The terminal blockings inlaid with a laurel sprig and an oak leaf and acorn branch crossed and tied together with a blue ribbon. The jambs headed by a blue ribbon from which hangs a long ribbon terminating in a bell flower. Overlaid on this are laurel and oak leaf branches which descend the whole of the jamb and which cross and re-cross each other to form six loops, knotted at the bottom with a ribbon. Within the fourth of these, and tied by a knot in the ribbon, is an upright oval panel. That to the left jamb depicts a muse which are ancient classical figures that personify knowledge and the arts, especially literature, dance and music. That to the right shows Melpomene the muse of tragedy with her short sword. The whole standing on foot blocks of conforming shape to the jambs and surmounted by a moulded shelf breakfront above the frieze blockings.

Suspended by a ribbon bow

The frieze centred with a horizontal oval panel inlaid, against a simulated porphyry background, with red figures depicting Daphne and Apollo; the whole set within a laurel crown and a thin red line border.
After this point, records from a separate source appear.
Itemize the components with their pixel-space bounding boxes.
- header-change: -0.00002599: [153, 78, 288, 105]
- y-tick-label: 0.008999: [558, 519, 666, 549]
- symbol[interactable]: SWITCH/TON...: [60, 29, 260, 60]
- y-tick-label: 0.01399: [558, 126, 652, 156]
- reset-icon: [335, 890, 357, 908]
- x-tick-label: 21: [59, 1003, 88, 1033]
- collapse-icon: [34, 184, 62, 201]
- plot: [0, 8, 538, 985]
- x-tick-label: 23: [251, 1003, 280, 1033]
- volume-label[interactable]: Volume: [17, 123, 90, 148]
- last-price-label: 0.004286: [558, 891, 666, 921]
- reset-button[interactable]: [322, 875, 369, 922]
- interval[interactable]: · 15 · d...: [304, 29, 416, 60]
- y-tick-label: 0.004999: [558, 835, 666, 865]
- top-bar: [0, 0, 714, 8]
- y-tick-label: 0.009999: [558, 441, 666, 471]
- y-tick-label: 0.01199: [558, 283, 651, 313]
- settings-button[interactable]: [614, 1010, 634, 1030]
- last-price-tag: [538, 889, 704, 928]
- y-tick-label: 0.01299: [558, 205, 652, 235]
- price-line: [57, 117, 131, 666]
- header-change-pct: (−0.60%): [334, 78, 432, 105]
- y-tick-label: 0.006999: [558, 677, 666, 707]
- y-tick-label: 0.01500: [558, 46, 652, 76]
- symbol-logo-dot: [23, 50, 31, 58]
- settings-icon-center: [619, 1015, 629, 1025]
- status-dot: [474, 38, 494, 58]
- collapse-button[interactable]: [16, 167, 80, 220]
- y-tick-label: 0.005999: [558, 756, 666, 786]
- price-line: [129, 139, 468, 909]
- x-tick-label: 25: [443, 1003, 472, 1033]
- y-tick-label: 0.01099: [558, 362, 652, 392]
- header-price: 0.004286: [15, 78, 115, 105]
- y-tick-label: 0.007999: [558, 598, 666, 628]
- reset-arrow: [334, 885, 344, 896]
This is suspended by a ribbon bow looped through the top and which in turn suspend garlands of ivy leaves hanging from two more bows to either side.

Peter Bossi

Peter Bossi is believed to have been an Italian craftsman, working in Dublin from 1785 until 1798, when he was allegedly implicated in the revolutionary movement and forced to leave.  The Dublin trade directories describe him as “inlayer in Marble and Stucco-worker” and list that he worked from No. 22 and later, No. 38 Fleet Street.  It is said that Bossi jealously guarded the secret of his method and took every precaution against his work being imitated.  In some accounts he is said to have been patronised by a wealthy Irish nobleman who attempted to discover the mysterious process.  When Bossi realized that he was being spied on, he left the country immediately.  Whether it was this or the revolutionary movement that forced him to go one will never be known.  Certainly, it does seem a little unlikely that he was the only man at the time who understood the inlayering process since the style and method of making these mantelpieces is so similar to 17th century Florentine inlaid marble work.  Such work was usually made by chiseling out the white marble ground in defined patterns and filling up the grooves with coloured marble compositions or earth pastes of various colours.  The designs were Adam style patterns, usually of naturalistic leaves and flowers.